I am starting to see the light on all this tooling madness. It does not matter: languages and their ecosystems are powerful enough for any project to build their own tools. Projects are fond of their tools, so they give them fancy names and logos, and release them in hopes they are useful to somebody.
It leverages 'orchestrate' (which is what gulp uses) to do deploys across a variety of hosts, keeping the old versions around should you need to switch back easily.
You can do most of your Ansible work without needing to touch Python. I'm a Python programmer, and I've never needed to touch Python (other than running Ansible, which is a Python program) with respect to an Ansible setup.
Shipit can be an Ansible replacement, but there is no command abstraction to Shipit. Shipit is designed to quickly deploy a project on a set of servers not to configure an entire server.
Sorry, I meant Python. I am familar with Algol syntax based languages and prefer C/C++/ObjectC/C#/Java/PHP/JS/Go/Rust/Lua/Basic/Pascal/Ada/Smalltalk/Scheme over Python/Ruby/Haskel.
What does Algol syntax have to do with that? Several of the first set of languages you list are not Algol-based, while two of the last three are Algol-syntax-based.
They used in to deploy projects internally, same for Le Monde. Shipit is not designed to Shipit projects over a lot of servers. It's designed to Shipit small projects or even to ship code on hardware (like raspberry).

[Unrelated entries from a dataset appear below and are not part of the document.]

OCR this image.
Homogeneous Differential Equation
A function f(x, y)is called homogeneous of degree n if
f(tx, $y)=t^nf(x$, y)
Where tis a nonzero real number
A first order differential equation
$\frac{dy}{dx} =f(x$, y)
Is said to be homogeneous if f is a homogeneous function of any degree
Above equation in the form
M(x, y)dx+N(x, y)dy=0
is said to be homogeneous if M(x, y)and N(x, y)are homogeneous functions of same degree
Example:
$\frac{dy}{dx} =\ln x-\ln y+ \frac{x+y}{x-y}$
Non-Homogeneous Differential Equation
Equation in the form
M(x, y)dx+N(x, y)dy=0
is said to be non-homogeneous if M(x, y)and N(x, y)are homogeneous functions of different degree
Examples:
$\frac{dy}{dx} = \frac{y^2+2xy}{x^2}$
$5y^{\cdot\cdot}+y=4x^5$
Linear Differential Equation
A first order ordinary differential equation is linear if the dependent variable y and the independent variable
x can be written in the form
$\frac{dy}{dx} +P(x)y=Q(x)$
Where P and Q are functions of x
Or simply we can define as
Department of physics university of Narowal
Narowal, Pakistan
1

Would be my guess too, but other than a single PR from one of the core devs I can't find any connection between the projects. Is there any source for this?
Shipit is an automation and deployment tool, git hook is just a hook on a git command. You can't run a command on 10 servers in parallel using git hook post-receive.
> Shipit was built to be a Capistrano alternative for people who don't know ruby, or who experienced some issues with it. If you want to write tasks in JavaScript and enjoy the node ecosystem, Shipit is also for you.
Shameless plug: I'm the author of Flightplan[1], a library which provides a simple, yet powerful interface to execute sequences of shell commands on local and remote host(s).